Instacart has big plans to automate parts of its grocery delivery operations, reports Bloomberg, but the company’s plans are as much a bluff as ambition.
Bloomberg describes a plan for the gig-work grocery delivery network to “build automated fulfillment centers across the US, where hundreds of robots would pick up boxes of cereal and cans of soup while people collect produce and delicacies.” Some centers would be built next to supermarkets, while others would be “stand alone” operations. Instacart would partner with a supermarket chain to handle inventory, outsource the automation side to a robotics company, and handle order processing and deliveries itself. If it works, the system would automate large parts of the company’s freelance workforce.
However, it doesn’t seem like Instacart is making much progress. Bloomberg notes that while the company has been working on these plans for more than a year, it has “not yet signed any supermarket chain” and is behind schedule in developing its fulfillment centers. Meanwhile another report of the Financial times in February, the company suggested it plans to open as many as 50 centers within about a year. The clock is definitely ticking on that.
There are certainly real reasons why Instacart would want to automate. The company’s current business model is based on paying hundreds of thousands of gig employees to run customers’ errands for them. This approach has found many customers because it is convenient and allows supermarkets to offer online shopping and delivery without creating their own service.
But this setup also has problems. As Bloomberg notes, shopping with Instacart is expensive. The company’s delivery charges, gratuities and fees contribute 25 percent to the order cost, according to data from consulting firm MWPVL International Inc. Another source of tension is that supermarkets don’t want Instacart to steal their business in the long run. They were happy to work with the company when they had no other way to offer online shopping and delivery, but that is changing, says Bloomberg, with new delivery options offered by startups and existing food delivery companies expanding their reach.
Both factors put pressure on Instacart, which is especially bad at a time when the company wants to go public, either through a direct listing or an IPO (originally rumored for early this year and now reportedly pushed) back to the end of 2021). Making big plans to automate its business seems like one way to alleviate some of this pressure — investors hope the company can cut costs and find a new way to partner with supermarkets.
Certainly, automating the shopping is not out of the question in the long term. Grocery Ocado, for example, has massive operations that use both robots and humans to pack orders and is collaborating with chains in the US who want to take advantage of that technology. But the use of robots in this way is still in its infancy: it requires huge investment and patience to solve the bottlenecks and cannot just be stuck on a company.
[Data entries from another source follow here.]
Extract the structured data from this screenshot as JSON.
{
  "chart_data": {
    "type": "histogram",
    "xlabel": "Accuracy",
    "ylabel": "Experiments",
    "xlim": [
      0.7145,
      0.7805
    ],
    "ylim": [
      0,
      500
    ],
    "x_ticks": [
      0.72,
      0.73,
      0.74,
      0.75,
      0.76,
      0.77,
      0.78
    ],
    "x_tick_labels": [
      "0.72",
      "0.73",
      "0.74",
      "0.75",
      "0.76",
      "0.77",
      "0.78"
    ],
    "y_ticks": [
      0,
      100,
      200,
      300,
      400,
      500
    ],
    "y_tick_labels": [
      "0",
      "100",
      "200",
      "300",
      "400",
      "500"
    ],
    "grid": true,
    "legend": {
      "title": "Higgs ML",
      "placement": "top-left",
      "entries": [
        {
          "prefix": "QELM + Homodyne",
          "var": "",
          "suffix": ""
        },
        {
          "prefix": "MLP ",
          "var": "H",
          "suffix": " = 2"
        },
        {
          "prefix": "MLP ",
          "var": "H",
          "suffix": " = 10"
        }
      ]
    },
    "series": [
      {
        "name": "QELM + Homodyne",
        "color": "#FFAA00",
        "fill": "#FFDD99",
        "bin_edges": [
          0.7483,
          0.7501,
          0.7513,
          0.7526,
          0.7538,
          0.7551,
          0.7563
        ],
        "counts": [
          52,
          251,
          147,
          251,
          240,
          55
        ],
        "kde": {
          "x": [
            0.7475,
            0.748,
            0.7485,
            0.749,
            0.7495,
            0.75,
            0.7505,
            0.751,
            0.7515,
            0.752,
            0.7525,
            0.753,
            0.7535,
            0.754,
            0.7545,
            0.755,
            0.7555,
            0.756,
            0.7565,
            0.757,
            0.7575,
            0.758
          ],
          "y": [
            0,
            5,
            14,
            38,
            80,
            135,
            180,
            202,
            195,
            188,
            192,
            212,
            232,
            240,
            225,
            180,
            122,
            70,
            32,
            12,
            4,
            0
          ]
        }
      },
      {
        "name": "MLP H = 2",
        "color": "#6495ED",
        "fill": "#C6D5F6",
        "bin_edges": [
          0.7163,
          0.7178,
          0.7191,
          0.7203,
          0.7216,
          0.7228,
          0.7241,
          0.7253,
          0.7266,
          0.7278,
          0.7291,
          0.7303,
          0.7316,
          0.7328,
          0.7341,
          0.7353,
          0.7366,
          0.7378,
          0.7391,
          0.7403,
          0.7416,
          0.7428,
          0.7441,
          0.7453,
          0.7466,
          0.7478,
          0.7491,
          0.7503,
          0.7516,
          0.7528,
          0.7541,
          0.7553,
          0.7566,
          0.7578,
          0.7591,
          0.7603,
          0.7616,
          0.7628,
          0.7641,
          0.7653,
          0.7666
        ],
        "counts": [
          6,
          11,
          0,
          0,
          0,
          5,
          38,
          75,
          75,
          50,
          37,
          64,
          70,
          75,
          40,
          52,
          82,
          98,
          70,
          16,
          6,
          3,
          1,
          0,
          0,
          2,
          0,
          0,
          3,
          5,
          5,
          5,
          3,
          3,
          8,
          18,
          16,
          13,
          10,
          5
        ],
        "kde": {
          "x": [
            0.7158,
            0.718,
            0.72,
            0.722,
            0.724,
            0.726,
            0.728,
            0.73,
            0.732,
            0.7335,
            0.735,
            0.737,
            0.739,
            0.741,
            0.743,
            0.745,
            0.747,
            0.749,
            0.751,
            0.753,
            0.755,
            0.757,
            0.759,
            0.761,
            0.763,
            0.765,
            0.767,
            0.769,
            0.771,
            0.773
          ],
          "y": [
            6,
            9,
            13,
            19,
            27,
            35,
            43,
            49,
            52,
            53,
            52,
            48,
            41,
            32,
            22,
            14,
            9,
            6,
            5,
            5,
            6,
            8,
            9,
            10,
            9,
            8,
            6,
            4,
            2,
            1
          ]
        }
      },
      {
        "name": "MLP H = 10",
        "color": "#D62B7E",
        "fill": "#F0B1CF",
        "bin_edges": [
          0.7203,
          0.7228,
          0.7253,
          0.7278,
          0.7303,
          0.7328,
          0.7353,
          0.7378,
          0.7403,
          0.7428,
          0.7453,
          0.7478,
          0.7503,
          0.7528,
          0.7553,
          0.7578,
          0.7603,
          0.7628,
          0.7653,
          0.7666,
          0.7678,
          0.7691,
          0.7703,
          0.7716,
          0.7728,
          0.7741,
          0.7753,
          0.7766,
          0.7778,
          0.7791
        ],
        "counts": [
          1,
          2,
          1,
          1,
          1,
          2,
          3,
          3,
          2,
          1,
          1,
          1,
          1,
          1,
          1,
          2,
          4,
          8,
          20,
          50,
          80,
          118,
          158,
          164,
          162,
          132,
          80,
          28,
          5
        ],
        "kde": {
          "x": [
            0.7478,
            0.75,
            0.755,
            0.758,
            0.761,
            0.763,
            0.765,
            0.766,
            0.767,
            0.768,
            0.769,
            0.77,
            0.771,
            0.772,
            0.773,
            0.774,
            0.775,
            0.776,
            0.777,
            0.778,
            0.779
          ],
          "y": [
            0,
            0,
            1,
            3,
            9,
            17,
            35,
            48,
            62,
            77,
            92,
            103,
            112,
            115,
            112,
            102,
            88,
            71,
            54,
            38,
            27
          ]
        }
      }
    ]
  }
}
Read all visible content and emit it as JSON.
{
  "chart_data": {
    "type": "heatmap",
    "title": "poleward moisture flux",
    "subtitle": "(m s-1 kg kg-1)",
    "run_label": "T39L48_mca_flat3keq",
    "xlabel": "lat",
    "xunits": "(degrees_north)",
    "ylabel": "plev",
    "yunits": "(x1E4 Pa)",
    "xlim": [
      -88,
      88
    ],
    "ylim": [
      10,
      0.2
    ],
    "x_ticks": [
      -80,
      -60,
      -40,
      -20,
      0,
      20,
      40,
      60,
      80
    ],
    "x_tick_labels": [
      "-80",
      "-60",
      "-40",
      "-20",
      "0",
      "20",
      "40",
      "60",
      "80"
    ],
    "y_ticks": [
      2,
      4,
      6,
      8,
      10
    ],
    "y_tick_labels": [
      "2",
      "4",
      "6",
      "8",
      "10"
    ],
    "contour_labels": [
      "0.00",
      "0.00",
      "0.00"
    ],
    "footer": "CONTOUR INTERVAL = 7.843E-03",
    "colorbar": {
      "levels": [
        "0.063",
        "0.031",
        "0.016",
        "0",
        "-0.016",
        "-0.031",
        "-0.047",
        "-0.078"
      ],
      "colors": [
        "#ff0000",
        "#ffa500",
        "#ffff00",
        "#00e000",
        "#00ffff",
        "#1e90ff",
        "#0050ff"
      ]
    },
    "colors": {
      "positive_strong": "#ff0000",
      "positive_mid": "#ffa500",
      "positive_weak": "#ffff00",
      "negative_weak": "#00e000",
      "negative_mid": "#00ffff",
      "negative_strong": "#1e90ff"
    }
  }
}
Meanwhile, it’s not clear how sustainable Instacart’s current business really is. As a private company, we don’t know how much money it makes or loses, but The information reported that it did not make its first profit until early 2020 thanks to booming pandemic sales. Meanwhile, the company has been repeatedly accused of unsustainably exploiting its workforce, particularly during the pandemic.
Overall, the situation is similar to that of Uber, where the company repeatedly promised that its loss-making, gig economy business would become sustainable when it developed self-driving cars to replace all those pesky people. And we all know how that turned out: the taxi company sold its self-driving team in December last year.